Петрова не успела ничего ответить. Дверь распахнулась, и шаровая молния засветилась агрессивными огнями. Общий смысл этой цветомузыки сводился к единственной фразе: «Пошли вон!»

Валя, получившая предложение выбрать между позором и забвением, выбрала второе. И вскоре девочки покинули гостеприимный дом, сопровождаемые негостеприимным взглядом Нины Семеновны Шепитько. Пока шли к остановке, молчали…

Еще бы! Петрова осталась без нового платья, Валя – без нового брата, Тарас – без удовольствия. Грустная, в принципе, история, комментарий к которой уже был составлен века два назад: «А счастье было так близко, так возможно!»


– Ты не поверишь! – хохотала Люся. – Что значит судьба! Она ведь выйдет за него замуж!

– Он же брат…

– Ну и что? Такое бывает.

– Это понятно, что бывает. А как же тетя Нина?

– Тетя Нина? Сначала сопротивлялась, проклинала, перед Тарасом на колени падала – умоляла с родней не ссорить… Но Валентина впилась в него мертвой хваткой.

– Любовь, что ли, такая?

– Про любовь не знаю. Мне кажется, просто домой не хотела возвращаться.

– Не вернулась?

– Нет. Хотя в институт не поступила.

– Чего же она в Одессе делала?

– Ничего. После того как Тарас ее из окна общежития вытащил, быстро забеременела. Рожала уже в Айхале. Это где-то на Севере.

– Понятно, жару ведь ваша подруга, кажется, плохо переносила?

– Она действительно жару не переносила, – с готовностью подтверждала Люся, намеренно не замечая подвоха в вопросе подруги. – Ты же помнишь, я рассказывала.
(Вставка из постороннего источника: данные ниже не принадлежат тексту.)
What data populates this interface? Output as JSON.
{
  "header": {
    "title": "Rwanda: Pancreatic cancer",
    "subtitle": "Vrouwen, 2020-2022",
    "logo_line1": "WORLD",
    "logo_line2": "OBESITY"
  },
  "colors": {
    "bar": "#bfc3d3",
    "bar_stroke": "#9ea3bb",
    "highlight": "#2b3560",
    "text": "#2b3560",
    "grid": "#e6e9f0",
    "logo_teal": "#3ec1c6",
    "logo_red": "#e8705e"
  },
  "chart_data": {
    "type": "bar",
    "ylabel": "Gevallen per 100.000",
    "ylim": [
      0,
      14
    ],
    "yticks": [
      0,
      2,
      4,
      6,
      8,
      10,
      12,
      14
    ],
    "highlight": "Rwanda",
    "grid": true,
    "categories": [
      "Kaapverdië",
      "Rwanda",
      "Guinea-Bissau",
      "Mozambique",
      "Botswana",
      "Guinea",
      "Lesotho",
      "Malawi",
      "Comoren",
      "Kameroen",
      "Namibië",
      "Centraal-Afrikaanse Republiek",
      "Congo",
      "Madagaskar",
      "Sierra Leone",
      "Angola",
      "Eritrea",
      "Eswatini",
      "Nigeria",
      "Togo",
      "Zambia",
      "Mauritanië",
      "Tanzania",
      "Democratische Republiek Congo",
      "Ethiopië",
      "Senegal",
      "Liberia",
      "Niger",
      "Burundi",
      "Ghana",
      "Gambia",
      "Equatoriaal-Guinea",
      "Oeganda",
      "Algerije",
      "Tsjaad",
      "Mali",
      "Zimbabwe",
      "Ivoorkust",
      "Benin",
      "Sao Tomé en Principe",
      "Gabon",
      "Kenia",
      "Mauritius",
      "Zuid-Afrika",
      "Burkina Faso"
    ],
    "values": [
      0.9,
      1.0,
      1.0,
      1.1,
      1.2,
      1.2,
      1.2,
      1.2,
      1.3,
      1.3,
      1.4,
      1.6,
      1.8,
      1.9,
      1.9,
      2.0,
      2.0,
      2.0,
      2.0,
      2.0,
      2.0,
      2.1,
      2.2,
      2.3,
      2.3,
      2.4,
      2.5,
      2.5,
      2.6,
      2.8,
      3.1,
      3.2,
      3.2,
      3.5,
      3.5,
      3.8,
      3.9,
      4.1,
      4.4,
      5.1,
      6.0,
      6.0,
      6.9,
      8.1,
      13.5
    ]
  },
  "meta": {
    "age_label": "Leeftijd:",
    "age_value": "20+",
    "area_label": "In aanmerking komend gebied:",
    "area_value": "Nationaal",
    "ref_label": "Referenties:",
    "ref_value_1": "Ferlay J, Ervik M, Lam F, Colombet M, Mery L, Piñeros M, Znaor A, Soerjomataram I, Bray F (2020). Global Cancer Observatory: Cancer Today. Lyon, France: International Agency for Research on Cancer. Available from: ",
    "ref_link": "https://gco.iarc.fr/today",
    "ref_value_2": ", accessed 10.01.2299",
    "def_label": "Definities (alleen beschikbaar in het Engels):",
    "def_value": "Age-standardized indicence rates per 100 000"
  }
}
И про общежитие рассказывала.

– Про общежитие не рассказывали.

– Да ты что?!


Девочки уже потащились к остановке, а тетя Нина еще долго не могла успокоиться. Душу ее разрывали два чувства: мести и вины. Причем второе не давало развиваться первому – поэтому ни на какую почту «стучать телеграмму» Валиным родителям тетя Нина не пошла, а через день отправила сына искать пропавшую родственницу.

Где могли находиться беглянки, сержант догадался довольно быстро и отправился в район студенческих общежитий. Каково же было его удивление, когда на вахте мединститута ему сообщили, что приемная кампания еще не началась и предоставить информацию о двух иногородних барышнях нет никакой возможности. Это было истинной правдой: до начала подачи документов оставалось еще какое-то время. Тарас растерялся.

Но растерялся не только он. Например, Петрова, узнав, что ночевать негде, предложила Валентине вернуться в злополучный переулок Полярников. Та с негодованием отказалась, укоризненно посмотрев в глаза подруге.

В результате две иногородние девицы сидели возле заветной общаги и с завистью смотрели на ее обитателей.

– Что-то нужно делать, – промолвила Петрова. – Не ночевать же на улице.

– Говорила я тебе, – проворчала Валентина. – Ничего хорошего из этого не получится. Надо ехать домой.

– Ну и поезжай, – абсолютно спокойно обронила Люся.

– А ты? Ты поедешь?

– Нет. – Петрова умела быть твердой.

Валя заплакала – она с трудом мирилась с разочарованиями:

– Зачем я тебя только послушалась?

– Ты меня как раз не слушалась, – без эмоций отреагировала Люся.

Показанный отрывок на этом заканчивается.